Da falência à estabilidade cúmplice
O estado de quase calamidade pública da dívida regional
atingiu um ponto tal que a situação se tornou digna de notícia de abertura dos
telejornais nacionais. Há poucos dias, o telejornal da SIC abriu com os números
dantescos deste descalabro financeiro. A dívida pública regional aumentou uns
assustadores 42% em apenas quatro anos, atingindo já mais de 3.400 milhões de
euros.
Destes, mais de mil milhões são da responsabilidade do atual
governo regional, liderado por José Manuel Bolieiro, sustentado pela coligação
PSD/CDS/PPM, com o beneplácito parlamentar do Chega e, ao que parece,
surrealisticamente, também do PS-A. Mas já lá iremos.
De acordo com os especialistas, esta dívida per capita
significa que cada um de nós, pobres cidadãos contribuintes, deve cerca de 14
mil euros. Um peso difícil de compreender, face ao nível dos nossos impostos e
aos saldos das nossas contas bancárias. A medo, fui verificar, mas, ao que
parece, são responsabilidades futuras. Não digam nada às minhas filhas,
coitadas, que ainda não sabem.
Mas as más notícias não se ficam por aqui. O défice
orçamental ultrapassa os 165 milhões de euros. As necessidades de financiamento
da administração pública regional foram, no último ano, superiores a 247
milhões. A dívida a fornecedores já ultrapassa os 400 milhões, e o rating da
Região teima em manter-se estagnado nos BBB, ou seja, as agências
internacionais de avaliação financeira classificam o risco de incumprimento da
Região como moderado, em contraciclo com a Madeira e a República.

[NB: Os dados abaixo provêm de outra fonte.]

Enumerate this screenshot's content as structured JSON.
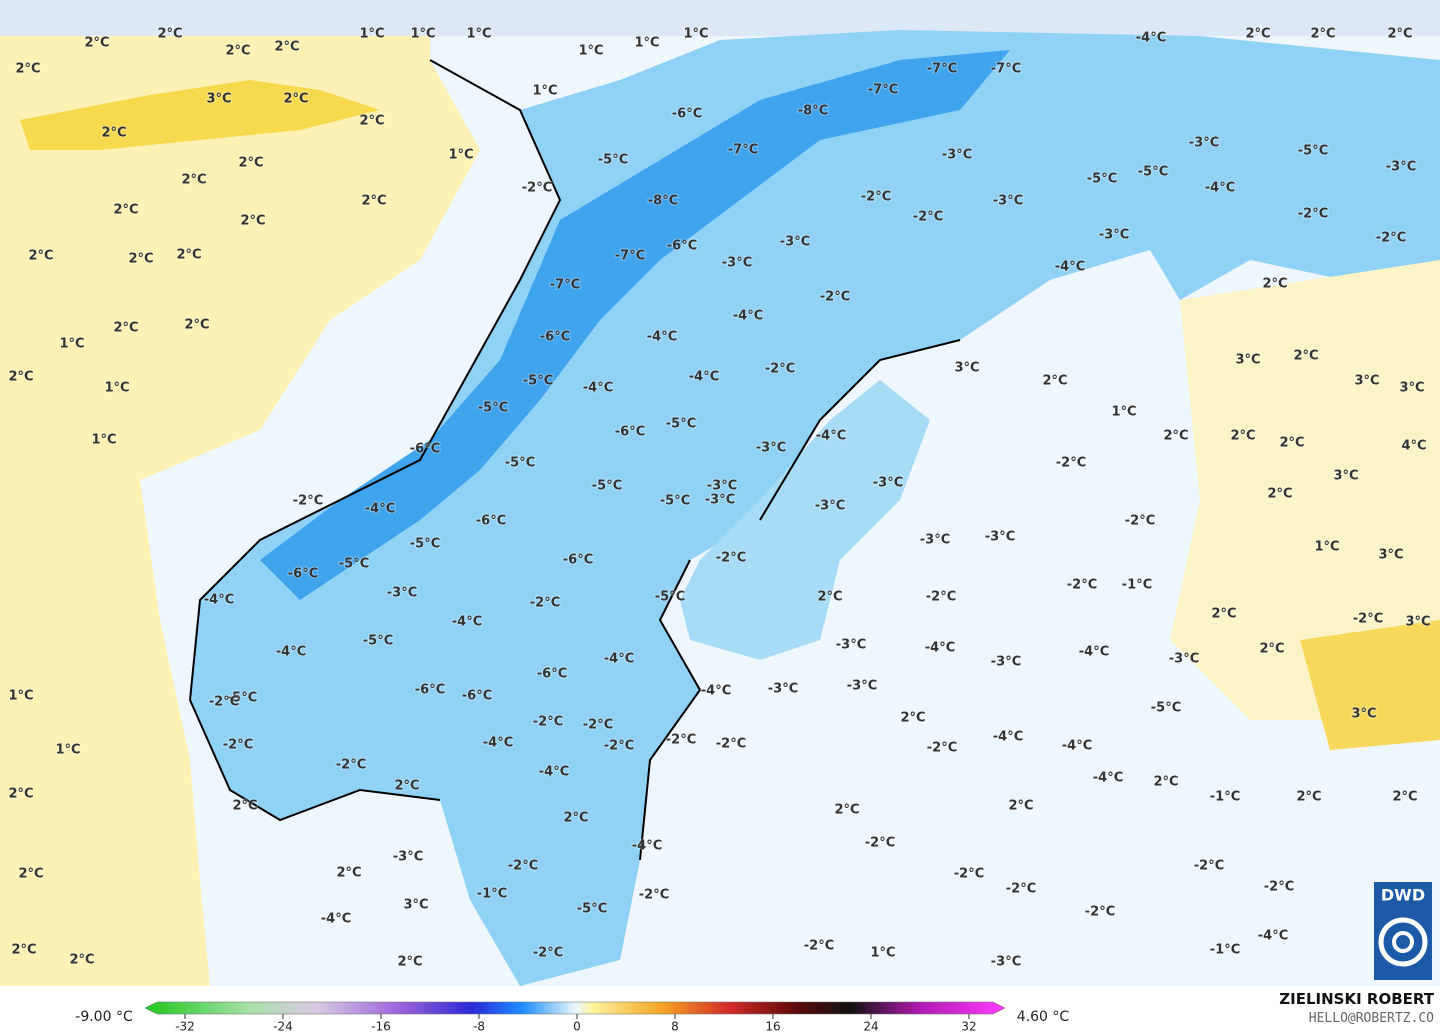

A dívida da SATA já atinge os 400 milhões, e a da Portos dos
Açores ronda os 270 milhões. Se juntarmos a isto o aumento do custo de vida e
uma inflação que se mantém acima dos 2%, estamos perante um quadro de
pré-bancarrota que nos devia preocupar a todos, todos os dias, várias vezes ao
dia.
O cenário é de tal ordem que só mesmo uma revisão em alta da
Lei de Finanças Regionais poderá permitir salvar a economia regional, o que, na
prática, equivaleria a uma espécie de resgate financeiro, embora sem a mão
pesada de uma Troika continental a pôr ordem nos nossos desmandos.
Desmandos esses que já inspiram epítetos pouco lisonjeiros.
Um querido amigo, por sinal de direita, chama jocosa, mas certeiramente, ao
secretário das Finanças o “Freitas das contas mal feitas”. E, nos meios
empresariais, já se ouve dizer à boca pequena: “Volta Sérgio Ávila, que estás
perdoado”. Porque havia dívida, é certo, mas ao menos havia dinheiro, numa
espécie de indulgência retroativa a uma das figuras mais profundamente
associadas ao descalabro da governação socialista. Agora, pelo contrário, há
dívida, mas não há dinheiro, com muitos pequenos e médios empresários ainda à
espera de receber os apoios da era Covid.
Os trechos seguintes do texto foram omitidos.